Bought a Chromebook for a family member for a gift - without realizing that the only printing option was "cloud printing." I hate it. I have to replace my barely-used color laser printer or setup a PC in the house to effectively be the print "server." Even so, I really think it bites to send print jobs through the "cloud" when the printer is five feet away.
ARM Or Intel?
Have you actually seen the specs??? It is actually worst than the cheapest piece of crap Netbook from ACER.
It's fine if somebody who is adult, is informed about the consequence of his actions, and is free to choose among other options, picks up a Chromebook. I use many services from Google myself. But minors being forced to use them, doesn't seem right to me.
And besides, Chromebooks are walled gardens, so schools will need to buy real computers anyway if they don't want to train their students into content consumption only.
Now I'm confused, I only have one sarcastic mod point to use; and don't know who to use it on?
Memory is deceptive because it is colored by today's events. - Albert Einstein
High adoption rate or 1000 new schools finally filled their orders?

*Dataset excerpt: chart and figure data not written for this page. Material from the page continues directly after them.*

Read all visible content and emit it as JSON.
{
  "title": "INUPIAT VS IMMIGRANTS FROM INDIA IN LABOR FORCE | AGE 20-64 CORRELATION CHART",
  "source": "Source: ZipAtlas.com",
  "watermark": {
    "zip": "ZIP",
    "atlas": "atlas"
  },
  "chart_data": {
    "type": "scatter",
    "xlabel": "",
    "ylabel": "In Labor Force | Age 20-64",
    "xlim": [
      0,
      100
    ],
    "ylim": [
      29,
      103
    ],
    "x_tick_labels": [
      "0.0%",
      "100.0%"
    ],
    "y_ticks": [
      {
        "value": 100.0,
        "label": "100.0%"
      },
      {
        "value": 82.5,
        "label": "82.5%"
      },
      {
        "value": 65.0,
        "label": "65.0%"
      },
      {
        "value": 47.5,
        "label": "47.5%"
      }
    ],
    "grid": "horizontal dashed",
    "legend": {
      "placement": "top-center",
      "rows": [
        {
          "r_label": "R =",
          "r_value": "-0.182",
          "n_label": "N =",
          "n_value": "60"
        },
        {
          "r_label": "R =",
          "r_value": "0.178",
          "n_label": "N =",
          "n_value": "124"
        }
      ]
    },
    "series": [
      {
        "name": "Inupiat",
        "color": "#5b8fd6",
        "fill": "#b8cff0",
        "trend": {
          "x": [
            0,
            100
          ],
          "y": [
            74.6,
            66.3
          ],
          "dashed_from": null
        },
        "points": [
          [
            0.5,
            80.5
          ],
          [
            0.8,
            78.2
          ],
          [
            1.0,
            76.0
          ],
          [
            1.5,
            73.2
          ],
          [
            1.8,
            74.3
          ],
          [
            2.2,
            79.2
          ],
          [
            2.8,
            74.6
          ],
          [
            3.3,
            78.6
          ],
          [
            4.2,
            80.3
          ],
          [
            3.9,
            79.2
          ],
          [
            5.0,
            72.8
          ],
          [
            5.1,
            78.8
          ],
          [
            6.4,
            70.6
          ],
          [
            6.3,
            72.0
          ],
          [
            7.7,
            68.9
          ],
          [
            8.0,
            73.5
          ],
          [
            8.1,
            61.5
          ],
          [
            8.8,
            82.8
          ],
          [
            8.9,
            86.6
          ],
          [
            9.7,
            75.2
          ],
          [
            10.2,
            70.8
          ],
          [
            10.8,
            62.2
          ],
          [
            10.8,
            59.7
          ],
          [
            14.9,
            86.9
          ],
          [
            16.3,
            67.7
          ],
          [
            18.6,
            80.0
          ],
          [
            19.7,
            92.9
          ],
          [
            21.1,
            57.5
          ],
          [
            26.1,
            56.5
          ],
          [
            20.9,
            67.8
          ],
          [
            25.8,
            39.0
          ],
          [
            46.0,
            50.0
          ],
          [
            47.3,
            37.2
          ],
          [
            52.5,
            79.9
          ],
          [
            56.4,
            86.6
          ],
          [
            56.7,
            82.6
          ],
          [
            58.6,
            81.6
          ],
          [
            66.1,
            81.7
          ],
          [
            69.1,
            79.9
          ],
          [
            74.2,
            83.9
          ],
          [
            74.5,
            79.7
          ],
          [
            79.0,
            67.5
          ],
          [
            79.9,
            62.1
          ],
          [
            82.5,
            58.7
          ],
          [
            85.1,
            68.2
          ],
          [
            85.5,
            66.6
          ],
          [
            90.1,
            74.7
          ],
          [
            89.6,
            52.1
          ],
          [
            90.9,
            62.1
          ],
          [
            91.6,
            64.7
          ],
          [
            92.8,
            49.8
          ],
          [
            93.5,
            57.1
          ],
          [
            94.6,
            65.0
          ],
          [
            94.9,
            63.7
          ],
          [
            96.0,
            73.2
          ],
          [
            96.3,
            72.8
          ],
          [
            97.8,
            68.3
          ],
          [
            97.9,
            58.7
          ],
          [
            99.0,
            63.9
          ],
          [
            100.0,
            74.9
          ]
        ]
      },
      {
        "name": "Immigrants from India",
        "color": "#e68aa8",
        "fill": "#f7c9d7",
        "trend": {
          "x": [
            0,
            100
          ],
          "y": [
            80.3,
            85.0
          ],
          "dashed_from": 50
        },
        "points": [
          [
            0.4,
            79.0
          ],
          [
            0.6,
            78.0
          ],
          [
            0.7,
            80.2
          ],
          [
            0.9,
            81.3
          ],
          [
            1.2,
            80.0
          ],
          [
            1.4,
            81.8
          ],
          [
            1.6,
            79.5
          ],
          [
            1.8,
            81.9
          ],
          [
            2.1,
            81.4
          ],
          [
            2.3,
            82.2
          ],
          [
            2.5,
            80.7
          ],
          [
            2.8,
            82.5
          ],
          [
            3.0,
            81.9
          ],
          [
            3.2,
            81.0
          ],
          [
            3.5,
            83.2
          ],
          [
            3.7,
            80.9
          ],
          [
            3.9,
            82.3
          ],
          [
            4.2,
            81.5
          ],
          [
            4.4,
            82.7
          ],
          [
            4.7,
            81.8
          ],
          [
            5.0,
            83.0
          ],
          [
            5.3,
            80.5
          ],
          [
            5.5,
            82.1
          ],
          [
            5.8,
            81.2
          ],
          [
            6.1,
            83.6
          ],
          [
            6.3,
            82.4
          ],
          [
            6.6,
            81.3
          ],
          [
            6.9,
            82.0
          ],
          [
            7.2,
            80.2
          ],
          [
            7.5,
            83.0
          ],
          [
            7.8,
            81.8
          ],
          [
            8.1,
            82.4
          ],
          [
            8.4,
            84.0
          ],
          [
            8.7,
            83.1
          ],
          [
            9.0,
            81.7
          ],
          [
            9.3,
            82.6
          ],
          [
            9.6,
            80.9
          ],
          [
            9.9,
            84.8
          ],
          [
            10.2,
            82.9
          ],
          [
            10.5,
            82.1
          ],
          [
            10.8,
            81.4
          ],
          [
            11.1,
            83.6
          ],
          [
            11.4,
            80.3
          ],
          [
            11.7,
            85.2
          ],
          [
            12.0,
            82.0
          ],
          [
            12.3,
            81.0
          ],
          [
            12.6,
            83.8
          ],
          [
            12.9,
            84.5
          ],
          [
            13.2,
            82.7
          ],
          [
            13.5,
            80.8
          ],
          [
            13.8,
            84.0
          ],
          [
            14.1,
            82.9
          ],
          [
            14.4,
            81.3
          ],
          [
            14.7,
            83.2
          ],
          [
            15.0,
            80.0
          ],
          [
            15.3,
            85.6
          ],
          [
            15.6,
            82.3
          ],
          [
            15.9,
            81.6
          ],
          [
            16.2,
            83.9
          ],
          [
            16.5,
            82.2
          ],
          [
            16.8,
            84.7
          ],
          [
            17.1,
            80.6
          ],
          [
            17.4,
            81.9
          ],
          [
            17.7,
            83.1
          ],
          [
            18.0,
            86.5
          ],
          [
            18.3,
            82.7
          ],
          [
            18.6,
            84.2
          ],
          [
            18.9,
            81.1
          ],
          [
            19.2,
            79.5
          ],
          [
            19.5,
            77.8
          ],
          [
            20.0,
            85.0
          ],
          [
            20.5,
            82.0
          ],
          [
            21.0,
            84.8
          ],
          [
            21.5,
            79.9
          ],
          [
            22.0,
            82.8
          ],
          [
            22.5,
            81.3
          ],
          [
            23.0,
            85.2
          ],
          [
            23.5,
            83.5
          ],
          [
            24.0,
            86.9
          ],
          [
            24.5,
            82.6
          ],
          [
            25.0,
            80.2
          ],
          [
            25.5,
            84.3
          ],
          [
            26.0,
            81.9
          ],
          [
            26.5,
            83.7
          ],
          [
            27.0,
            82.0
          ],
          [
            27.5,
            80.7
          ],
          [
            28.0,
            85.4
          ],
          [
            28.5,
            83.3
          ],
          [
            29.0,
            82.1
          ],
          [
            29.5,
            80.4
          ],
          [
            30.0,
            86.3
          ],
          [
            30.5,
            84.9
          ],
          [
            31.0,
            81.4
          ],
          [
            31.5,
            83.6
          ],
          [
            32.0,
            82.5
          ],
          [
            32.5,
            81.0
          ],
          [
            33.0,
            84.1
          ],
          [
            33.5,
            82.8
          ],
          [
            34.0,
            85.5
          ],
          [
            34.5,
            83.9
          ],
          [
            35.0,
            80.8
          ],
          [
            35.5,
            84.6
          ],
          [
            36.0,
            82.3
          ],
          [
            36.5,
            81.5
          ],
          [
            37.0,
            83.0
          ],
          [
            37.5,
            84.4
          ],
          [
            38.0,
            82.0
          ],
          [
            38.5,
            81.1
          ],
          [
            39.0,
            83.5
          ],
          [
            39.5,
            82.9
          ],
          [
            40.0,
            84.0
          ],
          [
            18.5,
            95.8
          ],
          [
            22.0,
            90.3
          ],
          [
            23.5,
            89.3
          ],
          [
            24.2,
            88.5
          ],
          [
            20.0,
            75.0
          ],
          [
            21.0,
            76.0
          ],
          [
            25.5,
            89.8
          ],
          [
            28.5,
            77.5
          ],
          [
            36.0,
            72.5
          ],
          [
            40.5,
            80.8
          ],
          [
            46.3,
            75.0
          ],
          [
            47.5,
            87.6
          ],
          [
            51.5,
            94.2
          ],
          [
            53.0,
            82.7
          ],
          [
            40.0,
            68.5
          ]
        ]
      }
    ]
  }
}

Once Google dropped the price, added more offline capabilities and improved the hardware, the Chromebook was bound to take off. Education was the correct market to target, as the Chromebook is easy to manage and use, and starts up super-fast. Many schools, however, still need access to Windows applications. Or, they may want to access education-related web apps that require Java support. One possible approach to these issues is to combine Chromebooks with third party solutions such as Ericom AccessNow, an HTML5 RDP solution that enables Chromebook users to connect to any RDP host, including Terminal Server and VDI virtual desktops, and run Windows applications or desktops in a browser tab. You can even open up an Internet Explorer session inside a Chrome browser tab, and then connect to the applications that require Java and run them on the Chromebook. For more information about AccessNow for Chromebooks in Education, visit: http://www.ericom.com/Education-ChromebookRDPClient.asp?URL_ID=708 Please note that I work for Ericom
I am no longer a student.However, what significance does it have? If you are using Chormebooks, will save resources?I think this it will be! However, this practice is not also destroy the ability of the students hands-on writing!
A software company chief research officer reassures the AC, that "if you go and buy a color laser printer from any major laser printer manufacturer [nowadays] and print a page, that page will end up having slight yellow dots printed on every single page in a pattern which makes the page unique to you and to your printer.", "Mikko Hypponen: Three types of online attack".